What is an unquestionable reality is that with the creation of the IFE (Federal Electoral Institute) in 1990, and its transition to INE (National Electoral Institute) in 2014, a milestone was marked in the democratic life of our country, to a degree such that not only has it allowed alternation in power, but the organizational and logistical model with which it operates was taken up as a model by other countries.
However, considering precisely the vicissitudes that gave shape to this electoral body (which has full autonomy, legal personality and its own assets as of 1996), we can understand that just like any other scaffolding created over the years, years to strengthen democracy, the INE should not be seen as something finished and imperfect.
And how can we pretend that this is the case if modern democracy itself, differentiated it is true, but finally becoming Athenian, has been and will always be an unfinished process that has made its way through so many ideological, social and revolutionary struggles against the monarchies, dictatorships and oligarchies. Thus, taking into account the premises of Aristotle himself more than two thousand three hundred years ago, we can infer that neither democracy nor much less its institutions are at any time an end in itself, but rather a means or means perfectible placed at the service of the human community.
By virtue of the foregoing, our citizen responsibility compels us to search for, disaggregate and discern the information that has been circulating about this electoral reform in question (one more to the eight that there have been from 1990 to 2014), in order not to fall prey to Manichean positions that allege, on the one hand, that almost everything is wrong and radical changes must be made to our political-electoral system, and on the other hand that of those who say that everything is perfect and nothing needs to be changed.

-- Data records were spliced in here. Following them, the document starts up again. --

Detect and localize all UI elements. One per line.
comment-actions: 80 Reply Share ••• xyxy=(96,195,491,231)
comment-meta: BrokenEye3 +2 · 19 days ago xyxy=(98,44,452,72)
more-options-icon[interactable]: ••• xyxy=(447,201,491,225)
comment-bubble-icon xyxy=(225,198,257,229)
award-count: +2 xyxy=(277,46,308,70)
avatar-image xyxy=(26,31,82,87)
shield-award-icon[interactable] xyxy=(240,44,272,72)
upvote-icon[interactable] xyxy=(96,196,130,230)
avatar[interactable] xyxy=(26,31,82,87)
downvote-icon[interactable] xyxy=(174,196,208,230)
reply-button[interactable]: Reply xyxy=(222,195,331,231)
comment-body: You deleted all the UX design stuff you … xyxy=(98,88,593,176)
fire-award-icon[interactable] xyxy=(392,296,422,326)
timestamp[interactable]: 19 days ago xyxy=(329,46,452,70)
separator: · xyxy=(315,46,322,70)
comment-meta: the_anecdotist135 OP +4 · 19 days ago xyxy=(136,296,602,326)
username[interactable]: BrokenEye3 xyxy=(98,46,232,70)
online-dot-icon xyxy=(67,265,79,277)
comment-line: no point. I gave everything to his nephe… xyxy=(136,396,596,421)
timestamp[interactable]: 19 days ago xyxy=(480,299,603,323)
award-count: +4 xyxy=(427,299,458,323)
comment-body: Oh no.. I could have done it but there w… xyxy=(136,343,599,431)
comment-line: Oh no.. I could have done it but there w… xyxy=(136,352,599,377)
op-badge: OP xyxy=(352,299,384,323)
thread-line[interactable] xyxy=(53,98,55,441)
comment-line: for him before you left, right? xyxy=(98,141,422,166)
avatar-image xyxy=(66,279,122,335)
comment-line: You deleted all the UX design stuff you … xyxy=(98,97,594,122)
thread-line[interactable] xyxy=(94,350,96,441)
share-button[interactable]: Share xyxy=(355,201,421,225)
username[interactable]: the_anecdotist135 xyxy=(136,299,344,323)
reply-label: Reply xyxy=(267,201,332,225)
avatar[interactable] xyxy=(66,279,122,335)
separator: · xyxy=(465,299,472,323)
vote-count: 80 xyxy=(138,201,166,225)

In this sense, I consider very eloquent and precise the words of the Director of Electoral Training and Civic Education of the INE itself, Roberto Heycher Cardiel, who in the presentation of the report presented in 2020 by that institute, declared: “Providing quality public information is one of the key aspects for democratic resilience. The dissemination of socially useful information contributes to the creation of an environment conducive to the use of collective intelligence and the broadening of the horizons that originate from the free discussion of ideas”,
Considering then that there is much to change to improve the INE, above all the excessive expenses and stratospheric salaries that they disburse, as well as the normative and operative duplicity of having local electoral bodies to mention only two of the most evident; it is then also very sensible and The position of the local PAS party is prudent, which in the voice of its moral leader, Héctor MelesioCuén Ojeda, indicated that they will not participate in the march called this Sunday in defense of the INE, since as a political institute, it expressed: “we have proposals in what the electoral reform is, but they are proposals with 220,000 signatures, there is one that has 280 or so thousand signatures, we certainly do not agree with the disappearance of the INE, what we want is for it to improve in all senses and We have very clear proposals.”